En definitiva, y dejando de lado el escándalo de los ERE –que sin ser distinto en su origen, parece haber derivado en prácticas delictivas, sin más- no estaríamos ante un nuevo escándalo de corrupción al uso. Pero sí ante unas irregularidades que si se confirman a la luz pública, y más si eso ocurre en los tribunales, no sólo pondrían en cuestión la legitimidad misma de unos sindicatos que vienen financiándose mediante una trampa, por muy acordada que esté con el poder ejecutivo, sino que harían insostenible su situación. Y en el aire quedaría la pregunta de si los sindicatos pagaban de alguna manera el silencio que los gobiernos han mantenido durante tantos años ante esas prácticas.

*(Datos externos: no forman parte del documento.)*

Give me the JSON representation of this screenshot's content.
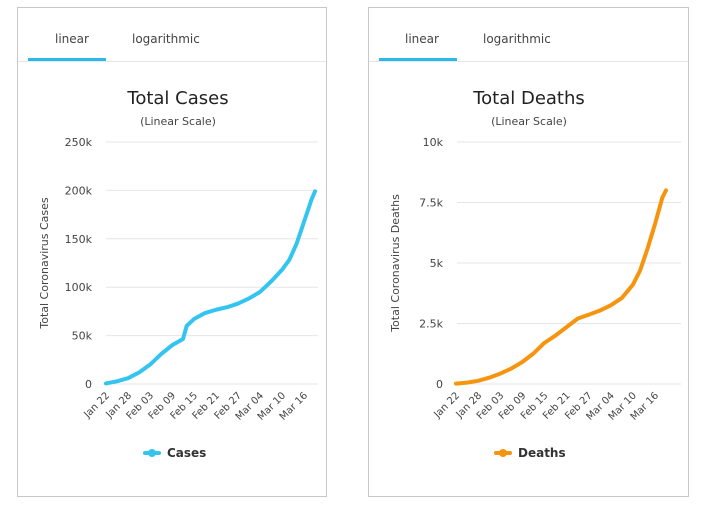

Si la jueza Alaya pasa de las sospechas a las acusaciones, el asunto podría ampliarse a todo el resto de las federaciones de la UGT y seguramente también a CCOO. Si las antiguas sospechas se confirman por vía judicial, también quienes pagan esos fondos aparecerían como cómplices necesarios. El futuro de los polémicos cursos de formación estaría en entredicho. Y si, como colofón de ese proceso, tales cursos se suprimen o se reduce sustancialmente su cuantía, los dos mayores sindicatos podrían ir a la quiebra.